HACKERS USED IMPACKET, COVALENTSTEALER
FOR THEIR PURPOSE
A joint advisory by The Cybersecurity and Infrastructure Security Agency (CISA), Federal Bureau of Investigation (FBI) and the National Security Agency (NSA) has revealed that multiple actors gained access to sensitive data from a defense contractor.
The state-backed hackers used open-source Impacket framework based on Python, and custom malware CovalentStealer besides HyperBro remote access Trojan (RAT) and over a dozen ChinaChopper webshell samples to steal critical data from a defense industrial base (DIB) organization.
Departments working under the Defense Industrial Base sector offer products and services that support and deploy military operations. Their scope of work includes research, development, design, production, delivery, and maintenance of military weapons systems.
CISA kept responding to persistent threat activity from November last year to January this year. There was no clarification as to why the news of breach was concealed or why it was being released after a lapse of several months.
The investigators believe that the hackers gained access to the Exhange Server sometime in January of 2021. Within hours, the threat actors, after relentless searches, reached a compromised administrator account of a former employee. Within a month, the hackers were performing reconnaissance activities allowing them access to manually archived sensitive data. Once there, the hackers were ready for exfiltration.

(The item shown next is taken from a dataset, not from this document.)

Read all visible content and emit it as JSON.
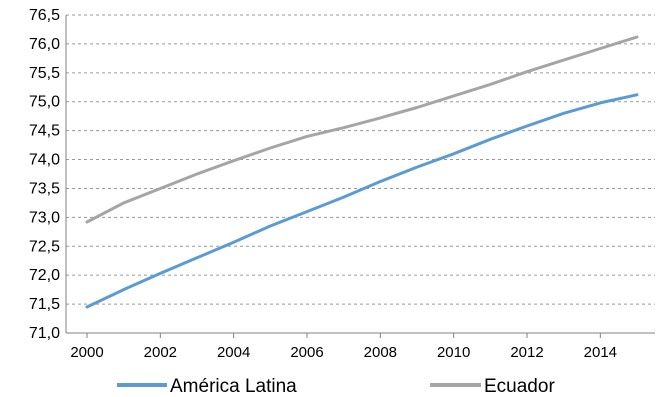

Just a month later, the hackers exploited ProxyLogon vulnerabilities to install nearly 17 China Chopper webshells on the Exchange Server. China Chopper packs a lot of destructive power in a small package of merely 4 kilobytes. Its diminutive size and immense destructive capabilities contributed toward the popularity. A number of hackers and hacker groups started using these webshells for their exploits.
CISA, FBI and NSA investigating breach have come out with recommendations to continuously validate security controls against threat behavior. The suggested methodology depends on the following key actions:
- Select ATT&CK technique
- Align security technologies against the technique
- Test the technologies against the technique
- Analyze your detection and prevention technologies performance
- Repeat the process for all security technologies
- Tune your security program
- Repeat the whole process for other ATT&CK techniques
If these recommendations are followed, a good defensive mechanism would be in place and threats would be dealt with in an effective manner.